The code and paper for our NeurIPS 2020 paper, Wavelet Flow: Fast Training of High Resolution Normalizing Flows, is now available. The code is availble through the Wavelet Flow GitHub Project. The paper can be found on arXiv. All of this, and additional image results, can be found on the Wavelet Flow Project Page. If you have questions, feel free to get in touch or check us out at our poster session at NeurIPS 2020.
Two papers on normalizing flows have been accepted at NeurIPS 2020. Congratulations and thanks to the students, Jason and Ruizhi, and my excellent collaborators!
- Wavelet Flow: Fast Training of High Resolution Normalizing Flows with Jason Yu and Konstantinos Derpanis (arxiv preprint to come)
- Modeling Continuous Stochastic Processes with Dynamic Normalizing Flows with Ruizhi Deng, Bo Chang, Greg Mori and Andreas Lehrmann
I’ve finally launched a new website based on GitHub Pages. This should make it easier for me to maintain and add content. Keep an eye on things over the coming weeks as I work to expand and improve its contents. My old York EECS website is still availble here and my ancient UofT DCS website is still available here, although I am planning to take down my DCS page soon.
Our paper on the “Tails of Lipschitz Triangular Flows” has been accepted for publication at ICML 2020. If you’re attending, be sure to stop by and chat.
I recently co-authored a review article (preprint version) on Normalizing Flows which will be published in IEEE Transactions of Pattern Analysis and Machine Intellgience. Normalizing Flows is a topic that I’m excited about and looking to work more on in the future. If you’ve not seen it before, please check it out.
I have returned full time to academia! At the moment I am working on expanding my lab and restarting my research program. Watch this space for updates in the near future!
I wrote a brief essay on striving for impact in research, in particular in machine learning. You can read it on TechVibes here.
I am excited to announce that I will be joining Borealis AI as a Researcher Director. This will be part time for now and become full time starting May 1st, when I take a leave of absence from my position at York University. Read more about Borealis and the work I’ll be doing there here.
I will be speaking on “Bayesian Methods in Cryo-EM” at the 2017 NRAMM Workshop on Advanced Topics in EM Structure Determination: Challenges and Opportunities.
I will be serving as one of the Student Volunteer Chairs for CVPR 2018.
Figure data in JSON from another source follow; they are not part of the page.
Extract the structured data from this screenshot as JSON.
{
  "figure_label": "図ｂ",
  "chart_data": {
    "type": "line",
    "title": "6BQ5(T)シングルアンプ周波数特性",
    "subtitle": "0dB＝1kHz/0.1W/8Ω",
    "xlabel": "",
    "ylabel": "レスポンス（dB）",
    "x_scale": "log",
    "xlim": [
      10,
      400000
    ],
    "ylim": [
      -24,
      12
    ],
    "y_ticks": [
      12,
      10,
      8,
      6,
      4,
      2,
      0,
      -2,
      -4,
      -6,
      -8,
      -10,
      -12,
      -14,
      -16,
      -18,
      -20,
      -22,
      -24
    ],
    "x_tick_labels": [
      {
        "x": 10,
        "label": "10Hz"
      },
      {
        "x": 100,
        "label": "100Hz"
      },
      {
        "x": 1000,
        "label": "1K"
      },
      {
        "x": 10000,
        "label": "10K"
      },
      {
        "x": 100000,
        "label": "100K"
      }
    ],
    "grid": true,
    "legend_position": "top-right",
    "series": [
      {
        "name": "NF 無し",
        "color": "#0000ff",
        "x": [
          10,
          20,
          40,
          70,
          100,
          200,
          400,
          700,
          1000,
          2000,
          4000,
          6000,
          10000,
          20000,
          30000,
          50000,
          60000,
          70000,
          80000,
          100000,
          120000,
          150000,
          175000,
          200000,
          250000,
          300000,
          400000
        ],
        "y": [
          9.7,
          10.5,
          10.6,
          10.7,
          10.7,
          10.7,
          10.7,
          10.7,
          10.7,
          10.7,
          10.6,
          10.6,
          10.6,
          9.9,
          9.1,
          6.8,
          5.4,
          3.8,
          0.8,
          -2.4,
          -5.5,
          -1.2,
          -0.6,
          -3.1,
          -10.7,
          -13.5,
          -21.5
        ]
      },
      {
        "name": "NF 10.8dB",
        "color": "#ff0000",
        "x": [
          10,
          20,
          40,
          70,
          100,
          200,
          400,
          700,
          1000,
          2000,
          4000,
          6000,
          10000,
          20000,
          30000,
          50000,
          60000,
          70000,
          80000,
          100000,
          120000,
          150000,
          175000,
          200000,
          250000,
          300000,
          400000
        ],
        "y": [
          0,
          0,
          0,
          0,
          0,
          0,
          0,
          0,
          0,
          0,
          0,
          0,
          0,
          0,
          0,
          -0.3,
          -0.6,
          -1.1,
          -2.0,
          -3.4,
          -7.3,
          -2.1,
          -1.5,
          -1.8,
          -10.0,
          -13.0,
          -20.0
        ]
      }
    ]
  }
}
Our new paper on dynamic textures is now available on arXiv here and the website with more results and details can be found here. Also, I’ll be attending CVPR in July. If you’re going to be there and would like to meet up, feel free to drop me an email.
I also recently visited the Program in Applied and Computational Mathematics at Princeton University to deliver the IDeAS Seminar on April 27th. I’ll next be visiting and speaking at several places in Montreal and Lausanne this month. Feel free to say hello!
- May 10th - Speaking at the Canadian Microscopy and Cytometry Symposium in Montreal. See the symposium website for the presentation schedule.
- May 12th - Visiting Joaquin Ortega and Kaleem Sadiqqi at McGill University in Montreal. I’ll be giving a seminar for a computer science audience in the afternoon.
- May 15th - Speaking at the 2017 Cryo-EM Symposium at EPFLs BioEM Facility in Lausanne, Switzerland
- May 16th - Visiting the CVLab at EPFL. I’ll be giving a computer science oriented seminar in the morning.
Recent work on using semantic cues to localize a vehicle will be presented at the 2017 IEEE International Conference on Robotics and Automation (ICRA). This is joint work with Wei-Chui Ma, Shenlong Wang, Sanja Fidler and Raquel Urtasun. You can find the paper here and a video of some of the results here.
Paper at the 2017 IEEE Winter Conference on Applications of Computer Vision (WACV) on predicting the malignancy of lung nodules in CT scans with 3D convolutional neural networks. Find the paper here.
A major focus of my research over the last few years as been into new methods for the determination of 3D structures of viruses and proteins. A big piece of that work has been published today in Nature Methods. This article describes the algorithmic advances which underpin cryoSPARC. This work was done in collaboration with Ali Punjani (PhD Student, University of Toronto), John Rubinstein (Senior Research Scientist, Hospital for Sick Children) and David Fleet (Professor, University of Toronto).
For a non-technical introduction to our work, you can take a look at this story out of University of Toronto, Scarborough.
I am now a member of the Centre for Vision Research at York University.